Chapter 57 IMPOSITION OF CONSERVATION MEASURES ON A DECEDENT’S ESTATE 

§ 584.  Security for costs of imposition of conservation measures

 (1) The court may obligate the person who files a petition for imposition of conservation measures on a decedent’s estate – or the person in whose interests such measures are to be imposed – to pay an amount of money determined by the court into the account prescribed for this purpose in order to cover the costs of imposition of the measures, should there be reason to believe that the estate is not sufficient to cover such costs.
[RT I, 31.01.2014, 6 – entry into force 01.04.2014]

 (2) The order mentioned in subsection 1 of this section may be appealed.

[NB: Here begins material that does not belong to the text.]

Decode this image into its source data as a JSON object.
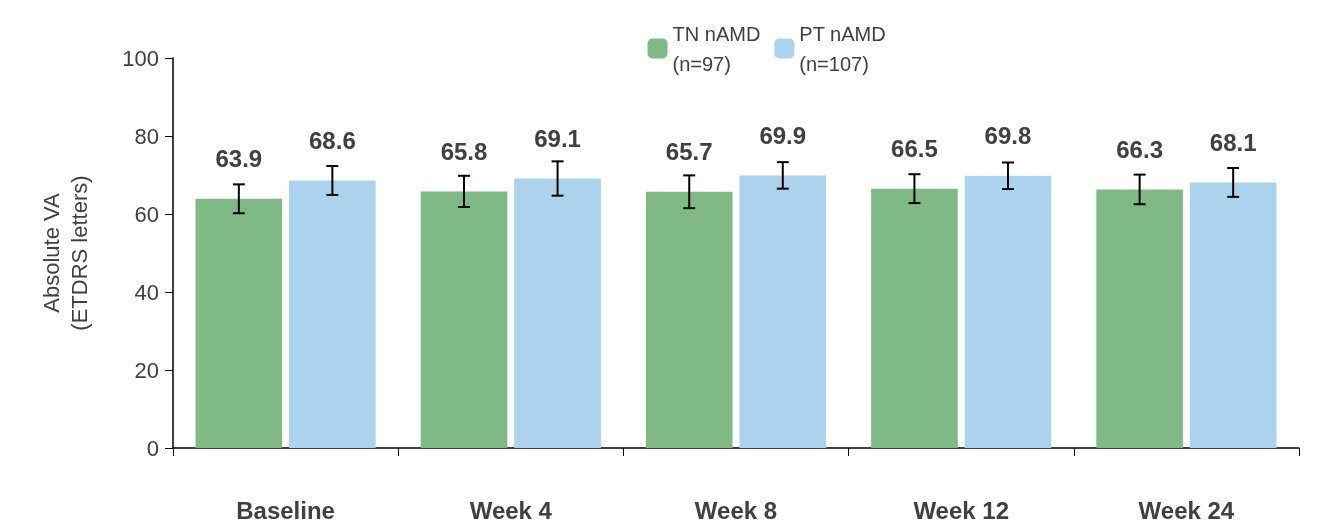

The order of the circuit court of appeal concerning the appeal cannot be appealed to the Supreme Court.

§ 585.  Hearing the persons concerned

  In proceedings concerning imposition of conservation measures on a decedent’s estate, the court hears the petitioner or the person in whose interests the measures are to be imposed, as well as the person whose appointment as conservator of the estate has been requested. Where this is needed, the court also hears any other persons whose rights and interests are affected by the petition.

§ 586.  Order imposing conservation measures

 (1) Unless otherwise provided by this Chapter, the court decides on imposition of conservation measures and appointment of conservator of the estate in accordance with the provisions concerning the placing of an absentee’s property under conservatorship.

 (2) The order by which conservation measures are imposed and a conservator is appointed to the estate enters into effect when it is served on the conservator. The order is also communicated to the petitioner, heirs or beneficiaries, legatees, as well as to the decedent’s creditors and to the executor of the decedent’s will.

 (3) On a motion of the heir of beneficiary, legatee, conservator of the estate, creditor of the decedent or executor of the decedent’s will, or of the court’s own motion, the court may vary or discharge conservation measures or release the conservator from their duties.